I now look at my 4 other WordPress plugins and think “this is terrible – I need to re-write everything, I can’t add a feature to existing code”. I’ve become more aware and accustomed to how the more complex bits of PHP are working as a direct result of such equivalent concepts in Objective-C.

For me that’s great news: I can see a change, I can see that things are “getting better”. I’m no longer stumbling in the dark and achieve things by trial and error, all the while reading documentation that I don’t really comprehend.

Like with any skill though: you got to keep doing it and practice, otherwise your brain goes and deletes stuff it deems “unnecessary”.

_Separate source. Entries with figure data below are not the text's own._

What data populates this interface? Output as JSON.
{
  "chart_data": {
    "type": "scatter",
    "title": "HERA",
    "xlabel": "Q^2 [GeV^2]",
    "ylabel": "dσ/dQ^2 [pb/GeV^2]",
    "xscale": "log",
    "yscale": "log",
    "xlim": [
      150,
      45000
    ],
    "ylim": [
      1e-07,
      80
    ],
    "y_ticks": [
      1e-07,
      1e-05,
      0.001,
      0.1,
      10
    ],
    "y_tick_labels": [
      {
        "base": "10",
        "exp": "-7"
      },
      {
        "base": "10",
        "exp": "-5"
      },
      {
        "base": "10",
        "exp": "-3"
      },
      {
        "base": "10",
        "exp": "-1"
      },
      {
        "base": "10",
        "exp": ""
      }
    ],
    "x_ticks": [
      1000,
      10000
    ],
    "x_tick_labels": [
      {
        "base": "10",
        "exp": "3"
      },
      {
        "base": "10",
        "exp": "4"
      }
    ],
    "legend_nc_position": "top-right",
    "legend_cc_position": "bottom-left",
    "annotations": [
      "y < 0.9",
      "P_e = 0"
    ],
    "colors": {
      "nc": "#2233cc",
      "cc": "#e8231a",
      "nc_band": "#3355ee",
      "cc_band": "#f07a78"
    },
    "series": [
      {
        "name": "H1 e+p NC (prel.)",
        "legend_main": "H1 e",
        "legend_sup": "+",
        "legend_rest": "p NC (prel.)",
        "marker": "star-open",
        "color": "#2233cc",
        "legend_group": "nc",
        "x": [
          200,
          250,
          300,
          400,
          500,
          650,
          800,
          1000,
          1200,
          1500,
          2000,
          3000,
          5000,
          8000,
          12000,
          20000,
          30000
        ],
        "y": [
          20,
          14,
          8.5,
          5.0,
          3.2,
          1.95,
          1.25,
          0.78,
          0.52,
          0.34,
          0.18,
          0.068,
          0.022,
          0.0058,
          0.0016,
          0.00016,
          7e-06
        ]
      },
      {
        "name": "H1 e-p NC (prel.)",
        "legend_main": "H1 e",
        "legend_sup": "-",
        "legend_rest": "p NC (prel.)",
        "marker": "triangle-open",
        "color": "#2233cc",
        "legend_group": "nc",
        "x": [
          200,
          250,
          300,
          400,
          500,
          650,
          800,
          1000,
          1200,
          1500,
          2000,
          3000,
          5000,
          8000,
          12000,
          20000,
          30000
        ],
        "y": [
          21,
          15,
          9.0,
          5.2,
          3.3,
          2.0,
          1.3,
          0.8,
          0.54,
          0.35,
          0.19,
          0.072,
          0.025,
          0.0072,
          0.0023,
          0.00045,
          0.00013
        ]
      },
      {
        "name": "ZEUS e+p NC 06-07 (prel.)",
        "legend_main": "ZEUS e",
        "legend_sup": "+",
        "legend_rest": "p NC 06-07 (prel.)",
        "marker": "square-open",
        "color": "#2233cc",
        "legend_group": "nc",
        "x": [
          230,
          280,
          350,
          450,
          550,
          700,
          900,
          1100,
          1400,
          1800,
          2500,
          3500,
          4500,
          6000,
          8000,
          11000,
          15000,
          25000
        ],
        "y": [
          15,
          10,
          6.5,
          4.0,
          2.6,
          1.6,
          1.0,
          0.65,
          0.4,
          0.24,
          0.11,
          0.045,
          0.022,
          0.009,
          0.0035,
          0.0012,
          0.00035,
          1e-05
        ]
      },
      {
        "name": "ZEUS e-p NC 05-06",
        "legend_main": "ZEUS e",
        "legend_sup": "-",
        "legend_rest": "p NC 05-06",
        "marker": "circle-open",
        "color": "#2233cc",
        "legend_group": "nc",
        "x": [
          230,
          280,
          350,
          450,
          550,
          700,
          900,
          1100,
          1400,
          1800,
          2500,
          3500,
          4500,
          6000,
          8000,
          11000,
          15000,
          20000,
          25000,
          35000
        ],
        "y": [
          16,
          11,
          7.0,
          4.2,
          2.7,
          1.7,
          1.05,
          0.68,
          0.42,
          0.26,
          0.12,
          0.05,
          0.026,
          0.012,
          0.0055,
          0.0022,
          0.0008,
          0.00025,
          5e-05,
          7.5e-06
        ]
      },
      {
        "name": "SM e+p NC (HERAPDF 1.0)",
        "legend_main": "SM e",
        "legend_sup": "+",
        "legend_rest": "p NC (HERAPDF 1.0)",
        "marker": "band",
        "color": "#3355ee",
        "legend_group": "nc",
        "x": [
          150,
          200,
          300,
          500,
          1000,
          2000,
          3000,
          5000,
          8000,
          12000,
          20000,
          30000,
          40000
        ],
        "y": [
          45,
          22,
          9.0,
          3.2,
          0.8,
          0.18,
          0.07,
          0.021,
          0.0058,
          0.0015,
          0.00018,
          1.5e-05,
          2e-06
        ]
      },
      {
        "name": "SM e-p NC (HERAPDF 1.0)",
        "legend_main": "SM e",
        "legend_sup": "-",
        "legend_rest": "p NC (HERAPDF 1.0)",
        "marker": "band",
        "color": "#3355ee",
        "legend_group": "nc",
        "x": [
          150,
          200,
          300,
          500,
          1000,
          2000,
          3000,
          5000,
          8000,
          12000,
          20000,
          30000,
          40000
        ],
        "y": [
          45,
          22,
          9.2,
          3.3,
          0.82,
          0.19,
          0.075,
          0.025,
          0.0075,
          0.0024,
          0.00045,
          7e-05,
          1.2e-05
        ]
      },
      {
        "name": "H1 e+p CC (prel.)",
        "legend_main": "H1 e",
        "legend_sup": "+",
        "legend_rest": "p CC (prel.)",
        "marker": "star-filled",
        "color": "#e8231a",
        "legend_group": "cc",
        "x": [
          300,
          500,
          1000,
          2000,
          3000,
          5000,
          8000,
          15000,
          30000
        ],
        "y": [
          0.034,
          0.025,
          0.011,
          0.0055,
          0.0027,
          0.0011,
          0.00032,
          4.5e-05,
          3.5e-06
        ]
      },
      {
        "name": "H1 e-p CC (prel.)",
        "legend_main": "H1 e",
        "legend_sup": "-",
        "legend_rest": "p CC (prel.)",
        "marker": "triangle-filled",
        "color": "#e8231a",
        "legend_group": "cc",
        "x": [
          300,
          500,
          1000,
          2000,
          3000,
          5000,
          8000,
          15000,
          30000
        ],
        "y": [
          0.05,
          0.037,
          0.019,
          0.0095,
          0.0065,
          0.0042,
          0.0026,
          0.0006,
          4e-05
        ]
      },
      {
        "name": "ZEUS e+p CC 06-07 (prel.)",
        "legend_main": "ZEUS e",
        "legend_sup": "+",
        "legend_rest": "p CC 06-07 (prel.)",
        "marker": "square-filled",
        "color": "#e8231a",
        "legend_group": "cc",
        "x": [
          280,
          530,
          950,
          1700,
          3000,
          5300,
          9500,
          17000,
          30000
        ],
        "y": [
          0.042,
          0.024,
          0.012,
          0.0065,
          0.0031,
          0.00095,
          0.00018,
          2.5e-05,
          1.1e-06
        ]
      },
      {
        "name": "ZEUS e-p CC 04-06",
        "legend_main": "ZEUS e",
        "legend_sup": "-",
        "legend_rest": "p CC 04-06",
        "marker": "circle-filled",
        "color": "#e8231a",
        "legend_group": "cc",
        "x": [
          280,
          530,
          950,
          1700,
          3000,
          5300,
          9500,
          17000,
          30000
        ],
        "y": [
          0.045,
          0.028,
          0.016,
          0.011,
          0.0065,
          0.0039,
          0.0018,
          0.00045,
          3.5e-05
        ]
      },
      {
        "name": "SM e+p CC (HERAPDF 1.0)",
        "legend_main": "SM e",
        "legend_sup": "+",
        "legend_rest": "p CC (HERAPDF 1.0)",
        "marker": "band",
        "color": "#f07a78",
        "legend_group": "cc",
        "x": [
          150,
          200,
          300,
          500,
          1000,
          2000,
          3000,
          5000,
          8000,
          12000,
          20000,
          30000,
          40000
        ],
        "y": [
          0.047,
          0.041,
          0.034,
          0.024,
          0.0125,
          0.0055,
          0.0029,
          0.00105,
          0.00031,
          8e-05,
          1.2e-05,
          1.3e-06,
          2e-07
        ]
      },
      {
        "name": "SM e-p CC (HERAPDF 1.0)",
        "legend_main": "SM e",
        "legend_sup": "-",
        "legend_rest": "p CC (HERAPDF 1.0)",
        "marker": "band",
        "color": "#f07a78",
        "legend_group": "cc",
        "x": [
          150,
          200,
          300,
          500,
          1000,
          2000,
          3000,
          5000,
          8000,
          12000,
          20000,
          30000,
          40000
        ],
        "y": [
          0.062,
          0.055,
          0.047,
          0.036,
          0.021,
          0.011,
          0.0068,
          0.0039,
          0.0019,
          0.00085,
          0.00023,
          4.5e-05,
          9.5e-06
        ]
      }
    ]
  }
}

My next coding project will be a cycling log for iOS. It’s inspired by our recent purchase of two new bikes and a long ride to Key Biscayne – I’ll tell you all about it in my next post.

2 thoughts on “Child Theme Wizard – now available at

  1. Dear Jay, is the Child Theme Wizard also available for I tried to install/create it but it doesn’t work for me. Thanks for your help in advance. Isabelle

    1. Hello Isabelle, do not allow external plugins or themes to be installed, and as such child themes don’t work there. Child Theme Wizard is only available for self-hosted WordPress installations.